For those curious I went with the concept of wall space which overlaps with tiles and belongs to no tile. So it has additionally memory overlap but no convoluted calculations involving bitmasks, or bit shifting.
So hopefully I can move on from here and just place objects in the world and then get some guys running around the room X-Com style.
Chess and Unity
So the big milestone for the Data Driven Dialogue project is in and frankly it needs some time to sit on the shelf while I gather my thoughts for a fresh assault. So I set about learning Unity, something I've been interested in for a long time as a prototyping tool.

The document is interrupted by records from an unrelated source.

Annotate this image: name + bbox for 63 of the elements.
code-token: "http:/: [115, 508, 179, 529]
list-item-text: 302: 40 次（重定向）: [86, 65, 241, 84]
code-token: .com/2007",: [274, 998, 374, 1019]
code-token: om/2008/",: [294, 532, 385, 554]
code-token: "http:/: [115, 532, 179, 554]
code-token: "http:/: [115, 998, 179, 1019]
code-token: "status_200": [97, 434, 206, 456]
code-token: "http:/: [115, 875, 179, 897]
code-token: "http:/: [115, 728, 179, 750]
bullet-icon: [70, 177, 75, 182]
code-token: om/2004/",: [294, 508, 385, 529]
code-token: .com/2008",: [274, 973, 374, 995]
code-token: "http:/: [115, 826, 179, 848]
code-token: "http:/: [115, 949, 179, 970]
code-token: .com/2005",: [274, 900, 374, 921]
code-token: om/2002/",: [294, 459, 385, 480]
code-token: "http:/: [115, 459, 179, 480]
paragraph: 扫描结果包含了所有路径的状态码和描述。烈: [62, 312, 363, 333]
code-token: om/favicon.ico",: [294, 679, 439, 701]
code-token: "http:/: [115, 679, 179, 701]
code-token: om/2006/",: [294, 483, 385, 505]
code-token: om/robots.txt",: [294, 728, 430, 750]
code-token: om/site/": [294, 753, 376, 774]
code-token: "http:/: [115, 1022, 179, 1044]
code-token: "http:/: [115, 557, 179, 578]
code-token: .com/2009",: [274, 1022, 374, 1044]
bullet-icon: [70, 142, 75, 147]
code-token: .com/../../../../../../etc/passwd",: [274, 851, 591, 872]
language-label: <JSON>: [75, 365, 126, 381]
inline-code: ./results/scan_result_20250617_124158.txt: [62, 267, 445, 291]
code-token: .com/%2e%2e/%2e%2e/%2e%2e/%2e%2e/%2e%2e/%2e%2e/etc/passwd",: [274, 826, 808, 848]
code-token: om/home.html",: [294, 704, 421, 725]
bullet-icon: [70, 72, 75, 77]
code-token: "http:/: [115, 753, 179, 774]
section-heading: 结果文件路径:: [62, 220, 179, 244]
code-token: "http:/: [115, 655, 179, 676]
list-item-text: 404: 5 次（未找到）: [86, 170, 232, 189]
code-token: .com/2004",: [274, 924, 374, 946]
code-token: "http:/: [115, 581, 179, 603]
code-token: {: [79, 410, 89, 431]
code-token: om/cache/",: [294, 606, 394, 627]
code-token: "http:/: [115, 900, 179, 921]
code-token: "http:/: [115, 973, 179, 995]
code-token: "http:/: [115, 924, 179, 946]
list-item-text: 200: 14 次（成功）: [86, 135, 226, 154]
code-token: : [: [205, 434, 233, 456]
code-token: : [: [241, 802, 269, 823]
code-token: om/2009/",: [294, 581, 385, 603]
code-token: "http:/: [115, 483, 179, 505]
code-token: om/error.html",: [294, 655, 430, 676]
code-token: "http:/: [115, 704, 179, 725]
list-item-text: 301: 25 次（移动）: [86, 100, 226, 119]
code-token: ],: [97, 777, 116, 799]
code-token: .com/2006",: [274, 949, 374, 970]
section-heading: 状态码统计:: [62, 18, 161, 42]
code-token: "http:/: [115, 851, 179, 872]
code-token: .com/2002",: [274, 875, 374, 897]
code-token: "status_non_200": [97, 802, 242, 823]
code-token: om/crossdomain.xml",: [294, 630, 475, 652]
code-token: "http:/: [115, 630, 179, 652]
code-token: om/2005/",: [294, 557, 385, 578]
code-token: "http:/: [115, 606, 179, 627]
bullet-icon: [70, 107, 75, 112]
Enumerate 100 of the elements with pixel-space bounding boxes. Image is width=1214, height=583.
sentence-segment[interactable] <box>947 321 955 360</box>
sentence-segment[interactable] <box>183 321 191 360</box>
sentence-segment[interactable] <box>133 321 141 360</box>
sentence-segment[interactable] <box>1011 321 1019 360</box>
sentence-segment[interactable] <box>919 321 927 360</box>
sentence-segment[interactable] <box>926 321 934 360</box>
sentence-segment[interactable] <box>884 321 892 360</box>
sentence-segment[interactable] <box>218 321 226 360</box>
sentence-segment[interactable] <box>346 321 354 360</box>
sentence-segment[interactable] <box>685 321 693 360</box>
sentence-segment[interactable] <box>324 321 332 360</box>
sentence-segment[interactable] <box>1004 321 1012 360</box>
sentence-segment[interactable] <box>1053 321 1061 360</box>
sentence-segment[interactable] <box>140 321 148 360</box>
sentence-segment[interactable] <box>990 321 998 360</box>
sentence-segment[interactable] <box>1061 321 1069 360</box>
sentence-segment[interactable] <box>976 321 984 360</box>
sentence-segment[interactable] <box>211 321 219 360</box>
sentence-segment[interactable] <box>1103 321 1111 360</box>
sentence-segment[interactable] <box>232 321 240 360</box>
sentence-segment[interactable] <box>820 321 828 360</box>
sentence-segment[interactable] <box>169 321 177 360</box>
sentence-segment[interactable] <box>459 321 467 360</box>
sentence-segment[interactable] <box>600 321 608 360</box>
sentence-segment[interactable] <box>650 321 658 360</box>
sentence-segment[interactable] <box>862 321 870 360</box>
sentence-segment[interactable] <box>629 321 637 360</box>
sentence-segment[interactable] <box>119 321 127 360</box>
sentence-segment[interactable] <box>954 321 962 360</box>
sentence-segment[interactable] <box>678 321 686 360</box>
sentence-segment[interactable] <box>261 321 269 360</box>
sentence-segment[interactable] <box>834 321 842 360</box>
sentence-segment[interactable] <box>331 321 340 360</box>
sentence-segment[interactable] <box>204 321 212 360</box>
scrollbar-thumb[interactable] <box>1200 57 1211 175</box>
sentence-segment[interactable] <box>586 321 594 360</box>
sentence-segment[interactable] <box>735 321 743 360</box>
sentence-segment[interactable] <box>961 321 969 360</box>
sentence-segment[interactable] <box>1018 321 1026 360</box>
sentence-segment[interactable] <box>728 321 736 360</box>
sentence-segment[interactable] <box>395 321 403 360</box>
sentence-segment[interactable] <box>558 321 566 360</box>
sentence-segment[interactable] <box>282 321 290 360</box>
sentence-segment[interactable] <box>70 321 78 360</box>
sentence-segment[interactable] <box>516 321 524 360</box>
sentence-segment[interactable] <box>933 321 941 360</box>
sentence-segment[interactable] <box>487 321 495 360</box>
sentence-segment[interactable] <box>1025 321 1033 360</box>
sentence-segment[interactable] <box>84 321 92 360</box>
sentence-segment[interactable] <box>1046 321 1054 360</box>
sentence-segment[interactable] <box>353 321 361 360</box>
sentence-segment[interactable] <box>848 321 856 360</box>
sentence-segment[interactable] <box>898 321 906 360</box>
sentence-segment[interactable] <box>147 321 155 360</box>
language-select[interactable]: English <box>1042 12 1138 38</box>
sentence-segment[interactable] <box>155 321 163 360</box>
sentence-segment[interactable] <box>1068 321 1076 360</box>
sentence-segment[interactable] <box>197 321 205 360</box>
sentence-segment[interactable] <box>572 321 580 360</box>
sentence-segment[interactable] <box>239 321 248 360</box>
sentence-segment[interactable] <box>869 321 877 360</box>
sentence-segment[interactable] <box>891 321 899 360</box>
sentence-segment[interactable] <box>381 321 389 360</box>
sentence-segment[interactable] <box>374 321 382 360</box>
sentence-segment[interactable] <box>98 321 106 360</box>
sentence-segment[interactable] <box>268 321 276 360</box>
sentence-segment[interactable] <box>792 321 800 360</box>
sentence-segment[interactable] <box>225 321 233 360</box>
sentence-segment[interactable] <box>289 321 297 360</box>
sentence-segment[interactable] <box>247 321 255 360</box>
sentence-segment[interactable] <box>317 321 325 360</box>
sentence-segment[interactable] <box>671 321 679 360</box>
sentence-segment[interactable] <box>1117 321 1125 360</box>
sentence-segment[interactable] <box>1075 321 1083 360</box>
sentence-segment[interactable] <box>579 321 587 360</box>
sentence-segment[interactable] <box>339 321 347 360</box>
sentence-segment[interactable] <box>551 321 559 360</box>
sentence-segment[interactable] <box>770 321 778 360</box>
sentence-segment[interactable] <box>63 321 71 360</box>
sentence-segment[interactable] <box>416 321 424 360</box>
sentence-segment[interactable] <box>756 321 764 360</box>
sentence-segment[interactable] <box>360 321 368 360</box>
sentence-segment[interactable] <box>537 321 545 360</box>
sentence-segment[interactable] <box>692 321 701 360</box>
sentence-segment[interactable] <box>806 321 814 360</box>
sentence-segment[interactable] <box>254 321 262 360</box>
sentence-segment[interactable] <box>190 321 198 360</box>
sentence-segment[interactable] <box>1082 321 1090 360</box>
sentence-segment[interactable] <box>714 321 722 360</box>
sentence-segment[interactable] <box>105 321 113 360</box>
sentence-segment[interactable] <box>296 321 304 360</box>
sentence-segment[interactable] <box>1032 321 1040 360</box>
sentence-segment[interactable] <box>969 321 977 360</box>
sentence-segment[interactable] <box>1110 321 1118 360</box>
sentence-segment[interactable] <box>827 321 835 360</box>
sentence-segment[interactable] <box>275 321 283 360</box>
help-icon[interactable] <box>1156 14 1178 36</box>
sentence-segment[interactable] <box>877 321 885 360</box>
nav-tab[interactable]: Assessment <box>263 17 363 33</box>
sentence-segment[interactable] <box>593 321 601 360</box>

The first thing I will say, and I found this with XNA as well, is 90% of the tutorials, resources ect... are worthless to anyone with any base level knowledge. Throw them out, you just need a quick run though the UI, and some quirks pages. All of 10 mins then just use your gathered experience and the reference docs from there on out.
Now when learning new tech two of my favourite test projects are Pong and Tetris. I immediately dismissed these however as Unity made both very easy with its built in functionality, and I knew I wouldn't learn much because I wouldn't need to solve too many problems. I immediately settled on Chess as a well defined game because as anyone who has worked with high level world based tools knows.
- Using any coordiante system for game logic not directly tied to render space is a pain
- Object and Game logic conflict requiring you to split things up
- State based animations and effects can be a pain
- A simple chess AI is a nice little work-out
So yeah I'm tinkering away with that at the moment. Slowly building more layers of complexity on top of it till I'm satisfied I know Unity well enough for a real project I have in mind.
Oh and if you asked why I'm writing a boring Pong / Tetris / Chess game to learn Unity when I could be making Cool Idea #63? The answer is simple always learn new tech with a pre-defined and tested design. Otherwise you will compromise the design to avoid problems rather than be forced to overcome them. The goal is to learn the tech not to make a super awesome game.